En la manifestación celebrada este domingo en Mérida se han hecho presente figuras del espectro político como la portavoz del Grupo Socialista en la Asamblea de Extremadura, Piedad Álvarez, quien ha subrayado que quedan «muchos motivos» para salir a las calles y «pocos para esconderse detrás de la extrema derecha».
«Este 8 de marzo es especialmente crítico y grave en Extremadura porque vivimos momentos de preocupación con lo que está ocurriendo en la Asamblea y con la señora Guardiola, que no tiene ninguna línea roja para que Vox la haga de nuevo presidenta y pueda conservar el sillón», ha alertado Álvarez.

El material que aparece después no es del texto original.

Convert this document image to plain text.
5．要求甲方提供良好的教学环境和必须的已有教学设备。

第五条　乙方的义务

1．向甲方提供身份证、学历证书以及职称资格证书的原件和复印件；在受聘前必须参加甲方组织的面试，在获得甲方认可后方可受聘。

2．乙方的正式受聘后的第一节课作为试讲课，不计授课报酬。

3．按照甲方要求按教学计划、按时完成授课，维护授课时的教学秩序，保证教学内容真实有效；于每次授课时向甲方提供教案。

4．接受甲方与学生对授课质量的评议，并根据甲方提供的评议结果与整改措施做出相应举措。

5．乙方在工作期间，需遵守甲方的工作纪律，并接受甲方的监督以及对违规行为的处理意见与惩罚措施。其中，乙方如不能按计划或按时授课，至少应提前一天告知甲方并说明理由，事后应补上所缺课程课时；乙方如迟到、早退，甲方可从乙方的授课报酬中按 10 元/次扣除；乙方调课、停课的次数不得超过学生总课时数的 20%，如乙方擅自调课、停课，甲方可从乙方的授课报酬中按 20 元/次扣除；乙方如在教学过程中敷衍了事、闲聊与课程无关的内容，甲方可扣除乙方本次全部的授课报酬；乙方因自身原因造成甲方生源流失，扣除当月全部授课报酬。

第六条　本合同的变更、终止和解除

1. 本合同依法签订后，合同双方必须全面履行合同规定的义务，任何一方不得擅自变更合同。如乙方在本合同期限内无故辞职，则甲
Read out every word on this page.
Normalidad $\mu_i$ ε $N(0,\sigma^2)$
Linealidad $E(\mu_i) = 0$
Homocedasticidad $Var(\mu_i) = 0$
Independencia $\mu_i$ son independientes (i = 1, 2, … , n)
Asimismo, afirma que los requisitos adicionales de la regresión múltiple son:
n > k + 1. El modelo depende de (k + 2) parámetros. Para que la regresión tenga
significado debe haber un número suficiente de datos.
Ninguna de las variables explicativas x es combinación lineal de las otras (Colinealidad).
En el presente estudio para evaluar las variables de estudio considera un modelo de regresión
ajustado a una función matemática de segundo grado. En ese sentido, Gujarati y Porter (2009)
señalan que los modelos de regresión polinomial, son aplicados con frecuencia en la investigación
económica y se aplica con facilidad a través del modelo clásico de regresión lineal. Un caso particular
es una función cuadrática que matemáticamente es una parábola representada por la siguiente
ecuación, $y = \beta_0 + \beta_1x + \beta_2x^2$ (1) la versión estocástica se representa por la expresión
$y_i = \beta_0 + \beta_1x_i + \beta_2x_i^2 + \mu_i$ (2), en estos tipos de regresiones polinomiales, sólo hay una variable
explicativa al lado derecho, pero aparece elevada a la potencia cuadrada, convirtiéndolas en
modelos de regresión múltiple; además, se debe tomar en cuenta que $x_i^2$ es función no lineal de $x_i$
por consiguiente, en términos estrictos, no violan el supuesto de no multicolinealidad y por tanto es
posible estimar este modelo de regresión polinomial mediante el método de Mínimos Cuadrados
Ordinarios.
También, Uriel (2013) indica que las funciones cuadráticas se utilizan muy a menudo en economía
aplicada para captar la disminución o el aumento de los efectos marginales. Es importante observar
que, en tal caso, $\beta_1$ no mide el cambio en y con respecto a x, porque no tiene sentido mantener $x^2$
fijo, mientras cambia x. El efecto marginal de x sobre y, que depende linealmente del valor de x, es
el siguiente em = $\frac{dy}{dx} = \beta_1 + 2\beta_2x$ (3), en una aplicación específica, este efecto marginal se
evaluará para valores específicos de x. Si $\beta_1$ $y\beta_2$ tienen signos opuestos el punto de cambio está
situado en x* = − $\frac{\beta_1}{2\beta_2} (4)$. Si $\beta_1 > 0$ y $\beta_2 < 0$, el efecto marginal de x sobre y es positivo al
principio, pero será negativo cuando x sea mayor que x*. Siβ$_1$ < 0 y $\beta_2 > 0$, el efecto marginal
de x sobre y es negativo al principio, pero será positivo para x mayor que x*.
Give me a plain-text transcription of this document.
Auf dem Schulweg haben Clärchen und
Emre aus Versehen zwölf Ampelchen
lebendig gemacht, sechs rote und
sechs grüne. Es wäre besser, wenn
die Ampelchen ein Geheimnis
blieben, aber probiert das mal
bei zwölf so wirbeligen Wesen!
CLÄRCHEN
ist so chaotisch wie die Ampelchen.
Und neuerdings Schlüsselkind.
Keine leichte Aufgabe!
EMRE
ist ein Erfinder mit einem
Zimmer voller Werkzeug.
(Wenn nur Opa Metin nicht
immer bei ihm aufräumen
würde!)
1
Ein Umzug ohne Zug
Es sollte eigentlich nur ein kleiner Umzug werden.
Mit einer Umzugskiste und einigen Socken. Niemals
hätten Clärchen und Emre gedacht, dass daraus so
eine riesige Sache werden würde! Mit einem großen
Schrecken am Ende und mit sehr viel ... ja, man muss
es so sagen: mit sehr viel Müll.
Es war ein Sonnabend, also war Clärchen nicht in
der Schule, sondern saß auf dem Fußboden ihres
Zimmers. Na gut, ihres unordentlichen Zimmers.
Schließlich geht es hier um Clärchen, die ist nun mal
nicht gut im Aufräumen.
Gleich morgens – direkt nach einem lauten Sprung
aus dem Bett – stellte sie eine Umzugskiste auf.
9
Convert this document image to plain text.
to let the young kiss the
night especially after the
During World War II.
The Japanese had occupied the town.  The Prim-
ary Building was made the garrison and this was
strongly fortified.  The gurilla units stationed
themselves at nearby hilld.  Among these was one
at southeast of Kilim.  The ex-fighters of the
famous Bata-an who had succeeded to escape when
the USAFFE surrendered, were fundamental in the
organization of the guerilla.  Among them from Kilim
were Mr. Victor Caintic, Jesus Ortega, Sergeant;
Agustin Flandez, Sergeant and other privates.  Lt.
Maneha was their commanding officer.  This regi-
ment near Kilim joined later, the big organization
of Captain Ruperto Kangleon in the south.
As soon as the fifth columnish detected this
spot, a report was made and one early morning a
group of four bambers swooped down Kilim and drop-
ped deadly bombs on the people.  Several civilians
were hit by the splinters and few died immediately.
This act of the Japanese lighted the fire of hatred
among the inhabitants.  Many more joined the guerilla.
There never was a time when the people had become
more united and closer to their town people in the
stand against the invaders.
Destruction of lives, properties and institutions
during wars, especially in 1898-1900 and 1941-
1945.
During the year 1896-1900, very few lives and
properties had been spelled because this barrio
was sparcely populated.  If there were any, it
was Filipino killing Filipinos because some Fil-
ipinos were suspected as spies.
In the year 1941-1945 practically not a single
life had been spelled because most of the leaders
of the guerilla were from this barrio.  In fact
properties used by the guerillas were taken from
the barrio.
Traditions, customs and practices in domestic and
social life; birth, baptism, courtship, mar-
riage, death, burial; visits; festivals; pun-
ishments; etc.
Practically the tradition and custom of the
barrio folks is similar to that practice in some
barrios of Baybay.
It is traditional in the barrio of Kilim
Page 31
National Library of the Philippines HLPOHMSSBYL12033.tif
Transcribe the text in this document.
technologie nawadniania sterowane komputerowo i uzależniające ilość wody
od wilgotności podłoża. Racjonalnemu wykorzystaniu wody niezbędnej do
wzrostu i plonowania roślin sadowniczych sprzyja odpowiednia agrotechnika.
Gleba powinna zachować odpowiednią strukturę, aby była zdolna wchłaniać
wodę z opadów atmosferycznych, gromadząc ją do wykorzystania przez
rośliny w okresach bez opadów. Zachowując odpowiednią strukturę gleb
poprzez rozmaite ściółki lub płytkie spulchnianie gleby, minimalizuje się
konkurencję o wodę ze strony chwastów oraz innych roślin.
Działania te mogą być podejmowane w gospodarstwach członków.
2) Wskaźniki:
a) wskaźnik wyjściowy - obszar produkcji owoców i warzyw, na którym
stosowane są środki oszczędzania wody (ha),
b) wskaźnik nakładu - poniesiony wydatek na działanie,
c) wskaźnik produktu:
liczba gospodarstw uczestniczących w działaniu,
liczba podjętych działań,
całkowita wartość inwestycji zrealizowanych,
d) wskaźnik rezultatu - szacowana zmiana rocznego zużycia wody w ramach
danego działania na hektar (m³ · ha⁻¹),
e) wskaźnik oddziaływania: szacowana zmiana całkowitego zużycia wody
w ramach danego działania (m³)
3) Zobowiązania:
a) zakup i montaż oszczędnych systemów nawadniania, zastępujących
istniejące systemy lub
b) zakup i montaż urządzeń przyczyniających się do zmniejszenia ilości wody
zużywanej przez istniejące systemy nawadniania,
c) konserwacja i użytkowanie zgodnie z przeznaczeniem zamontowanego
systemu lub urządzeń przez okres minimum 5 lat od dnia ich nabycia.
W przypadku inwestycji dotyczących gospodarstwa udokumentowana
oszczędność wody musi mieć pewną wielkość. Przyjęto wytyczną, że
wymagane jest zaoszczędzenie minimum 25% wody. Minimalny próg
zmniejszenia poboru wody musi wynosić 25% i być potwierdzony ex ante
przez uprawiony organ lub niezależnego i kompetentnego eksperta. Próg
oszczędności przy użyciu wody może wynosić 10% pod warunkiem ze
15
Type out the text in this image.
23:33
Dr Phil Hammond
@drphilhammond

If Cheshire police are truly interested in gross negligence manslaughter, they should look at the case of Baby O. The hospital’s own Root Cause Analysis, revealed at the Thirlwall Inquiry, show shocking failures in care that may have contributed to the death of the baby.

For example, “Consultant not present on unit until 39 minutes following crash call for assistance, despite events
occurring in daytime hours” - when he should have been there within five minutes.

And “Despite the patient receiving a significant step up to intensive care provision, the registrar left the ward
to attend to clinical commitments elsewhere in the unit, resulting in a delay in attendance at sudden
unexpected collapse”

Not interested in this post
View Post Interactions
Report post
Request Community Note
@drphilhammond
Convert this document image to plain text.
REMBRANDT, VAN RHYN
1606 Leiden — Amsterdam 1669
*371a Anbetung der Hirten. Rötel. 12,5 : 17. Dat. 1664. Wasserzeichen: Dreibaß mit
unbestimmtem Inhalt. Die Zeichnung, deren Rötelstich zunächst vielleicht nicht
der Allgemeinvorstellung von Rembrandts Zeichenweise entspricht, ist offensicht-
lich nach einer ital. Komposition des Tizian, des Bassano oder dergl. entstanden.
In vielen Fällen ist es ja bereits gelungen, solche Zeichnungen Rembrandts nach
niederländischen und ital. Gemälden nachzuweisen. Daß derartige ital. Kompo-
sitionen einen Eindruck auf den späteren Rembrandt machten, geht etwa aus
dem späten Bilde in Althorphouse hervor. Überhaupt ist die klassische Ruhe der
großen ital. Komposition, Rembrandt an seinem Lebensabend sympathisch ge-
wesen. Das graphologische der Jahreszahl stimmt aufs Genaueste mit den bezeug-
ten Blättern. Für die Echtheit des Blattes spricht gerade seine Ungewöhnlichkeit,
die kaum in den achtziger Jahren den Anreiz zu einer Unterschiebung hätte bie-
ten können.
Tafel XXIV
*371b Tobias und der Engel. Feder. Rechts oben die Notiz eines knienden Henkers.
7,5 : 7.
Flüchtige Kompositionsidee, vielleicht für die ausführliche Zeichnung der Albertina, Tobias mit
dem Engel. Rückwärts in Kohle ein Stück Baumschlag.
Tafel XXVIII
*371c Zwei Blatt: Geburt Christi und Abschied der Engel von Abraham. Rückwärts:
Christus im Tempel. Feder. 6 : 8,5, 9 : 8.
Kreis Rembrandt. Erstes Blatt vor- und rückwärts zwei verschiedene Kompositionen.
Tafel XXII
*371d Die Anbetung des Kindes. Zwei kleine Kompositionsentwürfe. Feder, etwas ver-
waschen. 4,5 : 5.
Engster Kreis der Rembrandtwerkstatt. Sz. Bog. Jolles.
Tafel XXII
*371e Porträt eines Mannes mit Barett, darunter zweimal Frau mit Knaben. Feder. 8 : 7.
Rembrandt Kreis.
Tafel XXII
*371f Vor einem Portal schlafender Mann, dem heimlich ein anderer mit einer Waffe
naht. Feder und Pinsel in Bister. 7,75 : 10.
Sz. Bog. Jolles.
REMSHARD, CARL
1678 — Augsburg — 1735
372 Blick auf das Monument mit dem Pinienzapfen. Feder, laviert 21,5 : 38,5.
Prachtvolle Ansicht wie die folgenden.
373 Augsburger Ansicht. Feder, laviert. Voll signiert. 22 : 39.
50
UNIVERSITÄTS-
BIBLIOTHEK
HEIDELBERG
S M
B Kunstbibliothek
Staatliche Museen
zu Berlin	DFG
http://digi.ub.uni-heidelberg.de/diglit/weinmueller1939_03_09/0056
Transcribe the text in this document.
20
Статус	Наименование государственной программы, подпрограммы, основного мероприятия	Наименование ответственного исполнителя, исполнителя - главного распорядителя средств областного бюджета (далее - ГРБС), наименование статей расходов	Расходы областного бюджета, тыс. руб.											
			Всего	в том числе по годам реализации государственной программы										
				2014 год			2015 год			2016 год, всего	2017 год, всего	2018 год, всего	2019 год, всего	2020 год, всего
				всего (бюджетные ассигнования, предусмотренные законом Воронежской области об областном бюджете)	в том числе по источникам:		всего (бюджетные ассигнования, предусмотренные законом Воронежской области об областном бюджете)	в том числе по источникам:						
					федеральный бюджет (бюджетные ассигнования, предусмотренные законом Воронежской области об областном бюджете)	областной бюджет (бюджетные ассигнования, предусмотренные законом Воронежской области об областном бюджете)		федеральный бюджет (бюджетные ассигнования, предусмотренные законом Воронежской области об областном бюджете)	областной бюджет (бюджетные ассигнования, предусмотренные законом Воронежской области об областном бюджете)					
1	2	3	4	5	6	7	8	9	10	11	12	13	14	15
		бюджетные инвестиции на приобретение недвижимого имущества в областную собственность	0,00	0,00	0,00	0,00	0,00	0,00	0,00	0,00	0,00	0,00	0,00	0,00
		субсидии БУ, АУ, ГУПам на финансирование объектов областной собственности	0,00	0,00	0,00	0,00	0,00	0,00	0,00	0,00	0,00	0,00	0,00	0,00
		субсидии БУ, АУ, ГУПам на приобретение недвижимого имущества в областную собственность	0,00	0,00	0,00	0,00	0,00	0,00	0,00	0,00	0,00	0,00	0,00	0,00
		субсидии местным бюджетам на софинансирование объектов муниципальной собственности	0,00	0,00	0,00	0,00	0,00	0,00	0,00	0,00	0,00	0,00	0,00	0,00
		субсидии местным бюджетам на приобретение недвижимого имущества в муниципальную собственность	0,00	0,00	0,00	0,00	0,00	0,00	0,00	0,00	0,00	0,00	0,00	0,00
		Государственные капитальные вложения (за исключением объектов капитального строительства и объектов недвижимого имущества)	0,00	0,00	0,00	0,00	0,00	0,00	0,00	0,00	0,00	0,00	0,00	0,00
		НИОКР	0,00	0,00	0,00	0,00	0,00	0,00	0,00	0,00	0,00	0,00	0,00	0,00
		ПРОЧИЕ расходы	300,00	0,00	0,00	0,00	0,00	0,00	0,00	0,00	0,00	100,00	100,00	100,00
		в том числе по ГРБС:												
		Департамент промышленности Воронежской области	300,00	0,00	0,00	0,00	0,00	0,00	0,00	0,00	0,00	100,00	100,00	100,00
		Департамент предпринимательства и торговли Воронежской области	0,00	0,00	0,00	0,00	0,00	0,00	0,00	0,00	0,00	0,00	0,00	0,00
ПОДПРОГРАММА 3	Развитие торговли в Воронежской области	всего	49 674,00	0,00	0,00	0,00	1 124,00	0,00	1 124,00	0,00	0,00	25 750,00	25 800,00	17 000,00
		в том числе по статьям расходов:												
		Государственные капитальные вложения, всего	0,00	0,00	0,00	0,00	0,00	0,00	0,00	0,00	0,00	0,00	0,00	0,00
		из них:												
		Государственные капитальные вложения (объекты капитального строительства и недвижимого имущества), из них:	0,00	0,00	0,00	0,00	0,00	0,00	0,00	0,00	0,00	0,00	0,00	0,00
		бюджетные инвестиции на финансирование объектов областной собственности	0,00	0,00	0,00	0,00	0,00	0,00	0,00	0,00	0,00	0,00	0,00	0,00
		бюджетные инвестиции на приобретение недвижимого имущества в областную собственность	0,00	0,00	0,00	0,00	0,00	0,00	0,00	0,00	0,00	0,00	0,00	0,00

Otro de los socialistas que se han sumado a la marcha ha sido el alcalde de Mérida, Antonio Rodríguez Osuna, quien ha advertido que una de las primeras peticiones de la ultraderecha para formar gobierno en lugares como Extremadura tiene que ver con que «desaparezcan las ayudas a las víctimas de violencia de género».
«Cuando ellos hablan de chiringuitos, nosotros vemos que detrás de esas asociaciones y detrás de los ayuntamientos hay trabajadoras sociales, hay psicólogas, hay personal que atiende a las mujeres víctimas de violencia de género», ha precisado el regidor.
Por su parte, la portavoz de Unidas por Extremadura, Irene de Miguel, ha abogado por «no aceptar» discursos «vacíos» que, ha asegurado, «vienen acompañados de recortes en derechos feministas y en todas las políticas de lucha contra la violencia machista».
«Seguimos con oficinas de igualdad cerradas, sin plan de igualdad en la Junta de Extremadura, que es la empresa más grande de esta tierra, y seguimos viendo cómo no hay una asignatura de educación afectivo-sexual en las aulas que ponga el consentimiento en el centro y que proteja a nuestros menores de todo abuso», ha recordado.
LA VOZ DE LAS NUEVAS GENERACIONES
Reivindicando que entre las nuevas generaciones de jóvenes en Extremadura existe el compromiso de lucha por la igualdad, se han escuchado voces como las de Carmen, Delia o Claudia, adolescentes de 14 años que han asegurado que las peticiones del 8M no han de hacerse «por postureo» sino «de manera diaria».
«Hay muchísimas chicas que dicen que si no quieren no son acosadas, pero eso es completamente mentira», han confesado manifestando ser conscientes de que el machismo también afecta a los hombres haciéndoles creer «que no pueden llorar y que tienen que ser fuertes».
Por ello, han insistido sobre la importancia de, a su juicio, que en los hogares y centros educativos se apueste por la sensibilización e información frente a, lamentan, la «moda del machismo y del fascismo».